A replacement dish of cuttlefish and deconstructed pesto

For example, a 24-hour sous vide jamon pork pancetta with grilled octopus was not available for our dinner. Instead, we got a plate of cuttlefish with deconstructed pesto. While it was a delicate dish with nice pesto flavor, it seemed to pale to even the description of the 24-hour sous vide pork pancetta.

While the dinner started off creatively with the tapas, it progressed to the point where most of the dishes started taking on the same savory brown flavor. From the shitake mushroom broth with spider crab ravioli to the black turnip with veal bone marrow, they all seemed to have that brown gravy flavor, even starting to all look the same with the familiar brown gravy touches on the plate.

The dessert courses had interesting touches of Spanish flavor, from the guacamole ice cream to the roasted tomato tiles, but they again didn’t seem to stand out in either flavor or presentation. In fact, many of the plates didn’t seem to showcase the ingredients as refined or cleverly as I’ve seen in previous gastronomical dinners in Spain.

Gelonch is a nice getaway from the tourist scene, bringing you to a neighborly spot for a tasting meal that’s commendable and ambitious but rarely ends with amazement.

Rating: 2.5 out of 4 camera snaps

 

 

Gelonch, c/Bailen, 56, Barcelona. PH: (34) 93.265.82.98. Open Mon.–Sat., dinner from 8–10:30 p.m. Reservations, major credit cards accepted. www.gelonch.es

Black onion cake with sweet onion foam and fried onions

Miniature razor clams with sweet ginger and mango

My favorite dish of mini duck maigret burrito with silver leaf

Carrot-orange nitroglycerin “popcorn”

Shitake mushroom broth with spider crab ravioli and iberian ham

Funky lights above our table

Grilled red prawns with pisco, cabbage and hibiscus (top) and the small Gelonch dining room

Black turnip with veal bone marrow, turnip foam, egg yolk and black truffle shavings

Beetroot gnochi with veal sweetbreads

“Secret Iberico” cooked sous vide for 36 hours

Assorted cheese plate with honey crisp and coffee crumbles

Final dessert plates: Aubergine sorbet with guacamole ice cream (top) and pistachio ice cream with lemon custard and roasted tomato tiles (bottom)

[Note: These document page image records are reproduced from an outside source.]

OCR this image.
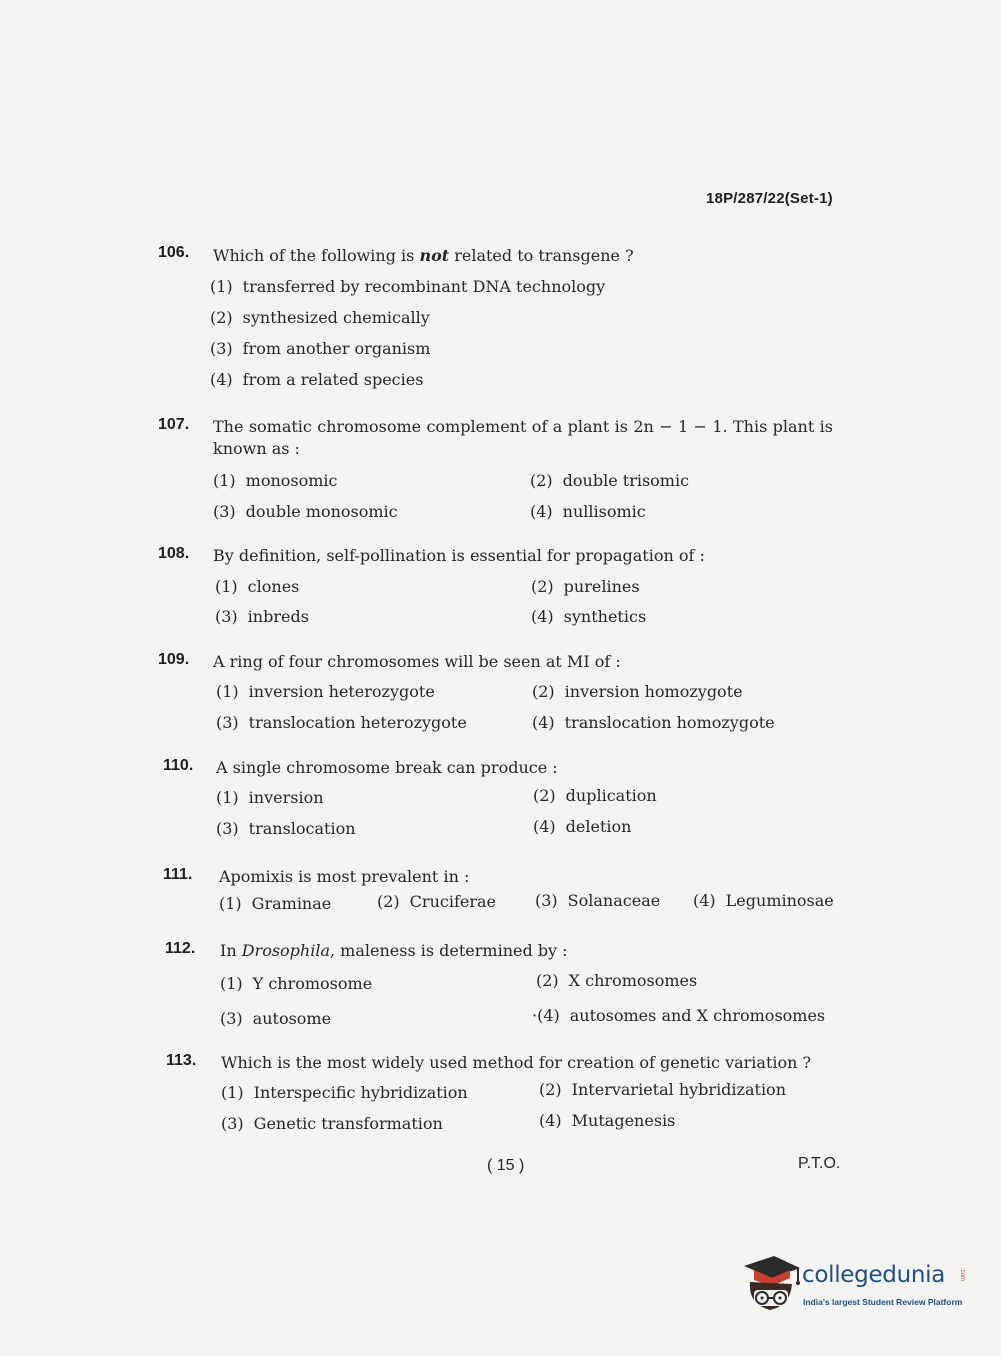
18P/287/22(Set-1)
106. Which of the following is not related to transgene ?
(1) transferred by recombinant DNA technology
(2) synthesized chemically
(3) from another organism
(4) from a related species
107. The somatic chromosome complement of a plant is 2n − 1 − 1. This plant is
known as :
(1) monosomic	(2) double trisomic
(3) double monosomic	(4) nullisomic
108. By definition, self-pollination is essential for propagation of :
(1) clones	(2) purelines
(3) inbreds	(4) synthetics
109. A ring of four chromosomes will be seen at MI of :
(1) inversion heterozygote	(2) inversion homozygote
(3) translocation heterozygote	(4) translocation homozygote
110. A single chromosome break can produce :
(1) inversion	(2) duplication
(3) translocation	(4) deletion
111. Apomixis is most prevalent in :
(1) Graminae	(2) Cruciferae (3) Solanaceae (4) Leguminosae
112. In Drosophila, maleness is determined by :
(1) Y chromosome	(2) X chromosomes
(3) autosome	·(4) autosomes and X chromosomes
113. Which is the most widely used method for creation of genetic variation ?
(1) Interspecific hybridization	(2) Intervarietal hybridization
(3) Genetic transformation	(4) Mutagenesis
( 15 )	P.T.O.
collegedunia .com
India's largest Student Review Platform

3 Responses to Molecular Gastronomy that Shines in the Tapas

  1. martin says:

    wow this look fantastic, do you know how many stars this restaurant have in the Michelin Guide, it must be highly rated! these tapas seems very tasty, I want to try this !!

    • Ben Ben says:

      I don’t think it’s received a Michelin star, but my guess is it probably will in a year’s time. It’s service and food is on par with other one star restaurants. I did go to El Club Allard in Madrid, which is one star, and it is superior to Gelonch. So now that I think about it, it might not get a star since El Club Allard only has one and it was pretty stellar.

  2. Sandy says:

    Oh my… what a meal of innovation and experiments done right! The black onion cake and carrot-orange popcorn look amazing! Also– I love how that duck burrito has a bit of silver leaf (like the foil from street burritos!).